Такому разумному решению Пелагея Никитична, конечно, не перечила, хотя деньги на свадьбу она потихонечку собирала, ещё тогда, когда сын служил в армии.

Из деревни приехала мать Дины, поплакала потихоньку в платочек, обняла зятя, попросила беречь её девочку, поцеловала в лоб – с тем и согласилась.

После того, как молодые расписались, собрали стол, посидели в малом кругу, хорошо выпили, попели песни – чем не свадьба? Людям глаза не замаслишь!

В то время широкие свадьбы с телеаппаратурой и мордобоем, битьём посуды, цветными шарами, громкими хлопками салюта, слава Богу, ещё не вошли в моду.

8

Группа ОМОНа в количестве трёх рослых, одетых в камуфляж парней прибывшая в тамбовское музыкальное училище по звонку уборщицы тёти Маши, без особого труда прихватила наручниками жилистые запястья Дмитрия и увезла в дежурной машине туда, куда указывал уголовный кодекс России.

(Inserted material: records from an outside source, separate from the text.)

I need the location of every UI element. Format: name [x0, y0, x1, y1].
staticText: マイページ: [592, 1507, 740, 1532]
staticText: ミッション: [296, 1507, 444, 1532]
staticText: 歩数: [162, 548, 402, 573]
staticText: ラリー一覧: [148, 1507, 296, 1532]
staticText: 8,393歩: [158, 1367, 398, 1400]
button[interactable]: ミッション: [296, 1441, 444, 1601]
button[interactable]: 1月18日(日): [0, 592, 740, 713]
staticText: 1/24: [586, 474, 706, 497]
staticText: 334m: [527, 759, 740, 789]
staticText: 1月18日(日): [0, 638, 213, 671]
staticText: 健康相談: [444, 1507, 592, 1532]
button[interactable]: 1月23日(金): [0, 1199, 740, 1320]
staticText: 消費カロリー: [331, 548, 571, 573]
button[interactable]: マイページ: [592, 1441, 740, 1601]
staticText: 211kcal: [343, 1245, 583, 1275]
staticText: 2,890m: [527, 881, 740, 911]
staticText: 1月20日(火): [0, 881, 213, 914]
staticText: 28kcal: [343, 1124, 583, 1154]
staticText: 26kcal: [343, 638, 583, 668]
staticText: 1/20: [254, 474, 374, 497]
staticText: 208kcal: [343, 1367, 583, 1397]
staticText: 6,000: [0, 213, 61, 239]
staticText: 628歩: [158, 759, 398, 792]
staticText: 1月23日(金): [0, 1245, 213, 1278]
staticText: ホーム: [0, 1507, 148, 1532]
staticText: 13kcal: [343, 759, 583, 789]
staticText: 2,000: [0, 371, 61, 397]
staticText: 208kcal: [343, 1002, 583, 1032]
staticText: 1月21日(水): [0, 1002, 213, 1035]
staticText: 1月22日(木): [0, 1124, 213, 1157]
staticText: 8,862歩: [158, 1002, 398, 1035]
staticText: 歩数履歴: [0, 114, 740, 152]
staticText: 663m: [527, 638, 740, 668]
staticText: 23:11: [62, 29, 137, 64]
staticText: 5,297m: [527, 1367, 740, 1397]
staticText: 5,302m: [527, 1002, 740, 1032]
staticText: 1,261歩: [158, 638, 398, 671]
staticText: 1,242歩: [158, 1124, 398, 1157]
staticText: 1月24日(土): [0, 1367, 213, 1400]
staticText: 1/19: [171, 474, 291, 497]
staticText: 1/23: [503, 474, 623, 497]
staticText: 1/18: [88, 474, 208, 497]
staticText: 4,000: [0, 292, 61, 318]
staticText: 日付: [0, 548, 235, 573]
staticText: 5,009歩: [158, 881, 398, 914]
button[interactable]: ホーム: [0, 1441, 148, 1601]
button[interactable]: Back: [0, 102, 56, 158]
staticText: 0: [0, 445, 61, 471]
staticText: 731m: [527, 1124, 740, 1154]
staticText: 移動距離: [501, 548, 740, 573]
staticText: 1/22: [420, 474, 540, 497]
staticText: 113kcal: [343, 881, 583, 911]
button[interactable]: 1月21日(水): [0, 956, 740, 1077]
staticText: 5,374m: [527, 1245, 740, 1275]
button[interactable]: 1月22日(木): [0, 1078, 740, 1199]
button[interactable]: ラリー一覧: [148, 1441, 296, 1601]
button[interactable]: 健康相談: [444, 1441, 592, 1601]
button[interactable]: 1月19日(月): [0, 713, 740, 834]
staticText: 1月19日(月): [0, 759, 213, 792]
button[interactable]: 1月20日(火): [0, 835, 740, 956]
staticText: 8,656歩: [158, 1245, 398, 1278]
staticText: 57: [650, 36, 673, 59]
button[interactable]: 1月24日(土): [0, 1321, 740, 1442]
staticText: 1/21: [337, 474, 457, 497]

Парень не артачился, вёл себя смирно, только попросил прикурить ему сигарету, что и сделал один из омоновцев примерно того же возраста, что и Дмитрий, сын добрейшей Пелагеи Никитичны.

Арестованный отпираться от содеянного не стал и, угрюмо глядя куда-то мимо человека в погонах, стал давать подробные показания.

Он, Космынин Дмитрий Павлович, такого-то года рождения, токарь вагоноремонтного завода, будучи в нетрезвом состоянии – выпил пол-литра водки – пришёл в музыкальное училище, чтобы встретить после занятий свою жену Космынину Дину Алексеевну, студентку второго курса. А в учебном классе, споткнулся возле рояля, за которым сидел преподаватель Роберт Иванович (фамилии не знаю), просто так, без внешней причины, схватил табурет стоявший рядом с музыкальным инструментом и ударил этим предметом учителя Роберта Ивановича по голове, отчего тот упал на пол – и всё! И больше он, Космынин Дмитрий Павлович, ничего дальше не помнит, потому что был в сильном алкогольном опьянении.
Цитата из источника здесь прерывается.